12)"É impraticável, contudo, manter nosso sono livre dos estímulos; eles incidem na pessoa adormecida vindos de todos os lados - como os germes de vida de que se queixava Mefistófeles -, vindo de fora e de dentro,e até de partes do corpo que passam inteiramente despercebidas na vida de vigília. Assim, o sono é perturbado; primeiro uma parte da mente é abalada e despertada, e depois, outra; a mente funciona por um breve momento com sua parte desperta e, então, alegra-se em adormecer de novo. Os sonhos são uma reação à perturbação do sono provocada por estímulo - uma reação, aliás, bastante supérflua.

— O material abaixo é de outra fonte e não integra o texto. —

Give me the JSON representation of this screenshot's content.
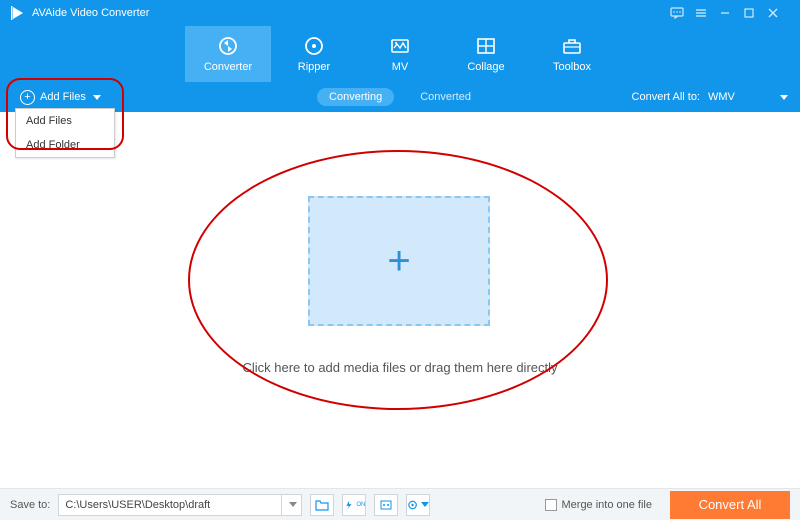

Mas a descrição do sonhar - que, afinal de contas, continua a ser uma função da mente - como um processo somático implica também outro sentido. Destina-se a demonstrar que os sonhos não merecem ser classificados como processos psíquicos. O sonhar tem sido muitas vezes comparado com "os dez dedos de um homem que nada sabe de música, deslocando-se ao acaso sobre as teclas de um piano" [Strümpell, 1877, 84; ver em [1], adiante]; e esse símile mostra, melhor do que qualquer outra coisa, o tipo de opinião que geralmente fazem do sonhar os representantes das ciências exatas. Sob esse prisma, o sonho é algo total e completamente impossível de interpretar, pois como poderiam os dez dedos de alguém que não soubesse música produzir uma peça musical?"

Trecho de "A Interpretação dos Sonhos" (1900) [ES, IV, p.82]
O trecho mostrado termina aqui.